9 p.m.: Clinton should get a nice boost between 8:30 p.m. (when Arkansas' polls close) and 9 p.m. when the polling places in New York shut their doors. Both states look like relatively pedestrian victories for Clinton and should be called almost as soon as the polls close. Anything short of that scenario could spell trouble for Clinton.
Many of the caucuses -- Colorado, Idaho, Minnesota, New Mexico, North Dakota -- will be announcing their results around this time as well. Those should all be Obama wins and should allow him to push back against the Clinton victories in New York and Arkansas.
Our guess is that attention quickly will turn to Arizona which both campaigns believe they can win. Obama has Gov. Janet Napolitano and her political machine on his side but the state has a large Hispanic population -- a group that favored Clinton so far. This is a HUGE contest in terms of swinging momentum.
This hour, too, has much good news for McCain as he should easily win in his home state of Arizona as well as New York. If McCain does so, the question will be how the coverage plays out over the next two hours. McCain will likely have a number of the early states won by this point with no other large states closing between now and 11 p.m. That lull will allow more analysis to be done on the GOP side -- analysis that could well send a message to voters in western states (particularly California) that the race is over and McCain has won. Obviously that sort of coverage would be a major boon for McCain and a bust for Romney.
10 p.m.: Utah closes. The Beehive State is as close to a sure thing as there is for Romney. But will it be enough to counter the potential storyline of a McCain sweep in the east and Midwest? Utah is a small state and heavily Mormon so Romney might not get the credit for winning it that he would have otherwise.
11 p.m.: California, the state we've all been waiting for all night, finally closes its polling places. California once looked like a lock for Clinton and McCain but no longer.
On the Democratic side, Obama has made up ground rapidly and enters Election Day with a 50-50 chance of carrying the state. There are really two fights at work in the Golden State. The first is the practical fight for delegates, a battle that seems almost certain to end in something close to a draw due to the proportional manner of winning delegates by congressional district and the differing areas of strength for Clinton and Obama. The second, and perhaps more important fight, is one of perception. California is by far the biggest Super Tuesday state. Combine that with the fact it is the only state with polls that close at 11 p.m. and it's easy to conclude that the eyes of the political world -- and the average voter as well -- will be directly on it from 11 p.m. on. A victory here will leave a strong impression before we all go to bed and get ready to sift through the Super Tuesday detritus on Hangover Wednesday.
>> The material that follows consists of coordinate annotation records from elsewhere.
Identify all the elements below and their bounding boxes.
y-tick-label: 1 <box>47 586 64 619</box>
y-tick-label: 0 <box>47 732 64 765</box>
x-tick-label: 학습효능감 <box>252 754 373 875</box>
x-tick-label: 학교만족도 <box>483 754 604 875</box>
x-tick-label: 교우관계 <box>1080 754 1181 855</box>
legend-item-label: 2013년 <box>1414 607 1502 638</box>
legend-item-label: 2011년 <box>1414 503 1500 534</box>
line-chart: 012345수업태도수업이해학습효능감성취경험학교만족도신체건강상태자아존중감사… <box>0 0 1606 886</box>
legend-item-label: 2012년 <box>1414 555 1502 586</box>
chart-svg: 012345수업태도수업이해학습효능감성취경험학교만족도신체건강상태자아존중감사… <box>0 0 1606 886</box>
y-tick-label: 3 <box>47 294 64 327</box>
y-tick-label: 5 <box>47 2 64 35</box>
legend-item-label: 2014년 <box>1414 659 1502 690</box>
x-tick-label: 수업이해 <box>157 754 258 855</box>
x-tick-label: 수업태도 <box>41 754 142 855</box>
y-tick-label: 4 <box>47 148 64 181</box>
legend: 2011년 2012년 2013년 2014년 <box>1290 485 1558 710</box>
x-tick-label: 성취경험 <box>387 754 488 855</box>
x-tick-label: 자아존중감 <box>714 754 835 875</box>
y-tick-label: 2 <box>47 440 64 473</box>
California is similarly important on the Republican side. Against all odds, Romney is surprisingly competitive with McCain in the state and winning here would make up for a lot of losses by the former Massachusetts governor earlier in the night. As we wrote above, Romney needs to find a way to claim a symbolic victory or two tonight to justify continuing on, and California provides his best chance at doing just that. Even if Romney loses three quarters of the other 21 states on the Republican map tonight, a win in California allows him to make the case that the contest continues on because the largest state in the union decided he is still in the ring.